Saturday, July 09, 2005

Essay: Walkabout


Walkabout (1971)
Directed by Nicolas Roeg

"Symbols and Trophies of the West"
by Cullen Gallagher

Nicolas Roeg opens his film Walkabout (1971) with a father doing field research in the Australian outback, with his son playing with toy cars and guns, and his daughter preparing a picnic. The father seemingly goes mad and begins shooting at his children before setting fire to the car and shooting himself. The children, sans parents and sufficient food, are left to wander the outback alone. While this is certainly a surreal way to open a movie, it can be analyzed in a very symbolic way, which ties it in well with the rest of the movie. If we dehumanize and objectify the father, making him an object, like the gun in his hand, or the car that he drives, his absence from the children’s lives takes on the significance of other Western signs absent from the majority of the movie.

On a broad symbolic level, the sudden change of character for the father can be seen as a mechanic malfunction, something akin to a car dying or a gun jamming. In essence, the opening scene symbolizes the backfiring of Western civilization and introduces the idea of societal discontentedness. The opening picnic then is a collection of Western comforts, things that have been given value and deemed necessity: bottled lemonade (not even water), a packed lunch, a blanket to spread the food on, a vehicle to travel with, a gun for protection – from what it is unclear, as there is nothing dangerous in these surrounds lest each other and their own inability to survive with luxuries.

Therefore the disrobing of Western civilization, so to speak, is necessary is in film’s narrative for the son and daughter to leave behind in order that they become, superficially, on the level of the aborigine they are to encounter. In opposition of such films as The Gods Must Be Crazy (1980) (where a !Kung tribe is thrown for a loop when they mistake a Coca-Cola bottle as a present from the gods), it is not “the uncivilized man” that cannot make sense of “the civilized world” but vice versa: the “civilized” man is stripped of all that is familiar to him and he must adapt quickly to survival on his own.

Roeg also uses dialectics to compare the landscapes of the two different words: modern city life and the outback. Roeg begins the film with a shot of an apartment building near the sea. It is a picturesque shot, one that explains the place of nature in modern times: a scenic view from a window. The framing of the shot is important, however: the edge of the apartment building is flush alongside the right edge of the screen, occupying only a quarter of the screen. The remaining seventy-five percent of the screen is the ocean, which collides into and off of the left-hand side of the screen.

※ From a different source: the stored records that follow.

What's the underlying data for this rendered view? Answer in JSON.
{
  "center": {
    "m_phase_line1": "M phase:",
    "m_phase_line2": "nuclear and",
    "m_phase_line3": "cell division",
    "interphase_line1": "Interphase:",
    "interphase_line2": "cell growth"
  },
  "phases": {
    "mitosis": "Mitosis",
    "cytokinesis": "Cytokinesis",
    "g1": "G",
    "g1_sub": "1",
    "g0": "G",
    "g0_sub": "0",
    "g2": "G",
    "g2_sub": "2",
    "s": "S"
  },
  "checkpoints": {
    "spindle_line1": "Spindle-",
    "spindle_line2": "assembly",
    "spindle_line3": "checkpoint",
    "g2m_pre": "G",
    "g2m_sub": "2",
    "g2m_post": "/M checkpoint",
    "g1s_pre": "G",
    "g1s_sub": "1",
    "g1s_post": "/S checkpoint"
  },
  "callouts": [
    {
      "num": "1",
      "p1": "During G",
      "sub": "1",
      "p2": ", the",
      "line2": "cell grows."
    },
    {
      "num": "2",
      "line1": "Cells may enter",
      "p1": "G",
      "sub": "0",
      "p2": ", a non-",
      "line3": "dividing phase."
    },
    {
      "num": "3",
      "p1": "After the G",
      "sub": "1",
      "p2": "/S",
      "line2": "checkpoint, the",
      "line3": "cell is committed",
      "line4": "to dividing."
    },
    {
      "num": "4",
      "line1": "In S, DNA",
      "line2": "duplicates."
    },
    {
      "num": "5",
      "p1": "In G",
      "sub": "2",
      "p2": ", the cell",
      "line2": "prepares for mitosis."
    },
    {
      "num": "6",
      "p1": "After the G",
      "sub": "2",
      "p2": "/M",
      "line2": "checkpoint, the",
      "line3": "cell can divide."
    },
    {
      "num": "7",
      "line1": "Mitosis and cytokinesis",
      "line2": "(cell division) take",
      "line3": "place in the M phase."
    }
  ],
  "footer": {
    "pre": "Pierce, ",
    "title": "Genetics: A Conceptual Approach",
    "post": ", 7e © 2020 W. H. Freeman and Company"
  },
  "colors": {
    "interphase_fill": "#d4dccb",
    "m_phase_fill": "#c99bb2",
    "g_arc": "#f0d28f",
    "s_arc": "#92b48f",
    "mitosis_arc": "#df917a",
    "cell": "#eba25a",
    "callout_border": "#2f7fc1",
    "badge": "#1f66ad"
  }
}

This shot is juxtaposed with a tracking shot that begins in a similar fashion to the previously discusses shot. A concrete wall begins on the left side of the screen, taking the place of the sea; frame right, the remaining quarter of the frame is an open shot of desert. The camera dollys right, exchanging the wall for a glimpse of the father in his car, doing research.

These two shots are important because of their visual similarities and their implications, which are very ironic. The portrait of modernity is distinguished by the presence of the sea, and the outback is introduced through a barren wall, seemingly pointless and lost in the terrain. But these characteristics are important, however. The sea is very tame next to the apartment building, it is not ferocious or wild; it appears as though it were a painting. One can imagine the inhabitants looking out their window the way they would look in the mirror or at an open closet. Contrarily, the wall is out of place in the outback, abandoned and solitary, much like the children feel at first. The two shots, then, summarize the typical interaction of the two worlds: they co-exist in such close proximity, yet they are separate and segregated.

Roeg embraces these incongruous neighbors; he destabilizes their isolation by presenting them together, in their greater contexts. Marshall McLuhan, in the book The Medium is the Massage (visualized by Quentin Fiore), addresses this notion of isolation as having vanished in contemporary society. Technology perpetuates knowledge. Print, paint and photography have plasticized knowledge, making it traversable, and the idea of truth can no longer seen as two sided: the “other” side of the story has given way to a whole circle of new truths, all equally viable (68-69). “Survival is not possible if one approaches his environment, the social drama, with a fixed, unchangeable point of view – the witless repetitive response to the unperceived” (10).

The environment McLuhan speaks of can be compared to the opening juxtapositions (and subsequent ones) in Walkabout. The dolly shot of the desert that begins with the wall on the left of the screen, and the small portion on the right with the desert. The camera tracks to the right, exchanging the wall for a larger view of the desert. These perspectives are changing, and these images (that represent places, ideas, people) are not static and separate – they form a greater whole, and they must be placed in a constantly evolving perspective. To quote Marshall McLuhan once more:

Our time is a time for crossing barriers, for erasing old categories – for probing around. When two seemingly disparate elements are imaginatively poised, put in apposition in new and unique ways, startling discoveries often result. (McLuhan and Fiore 10)

Works Cited
McLuhan, Marshall and Quentin Fiore. The Medium is the Massage. New York, London and Toronto: Bantam Books, 1967.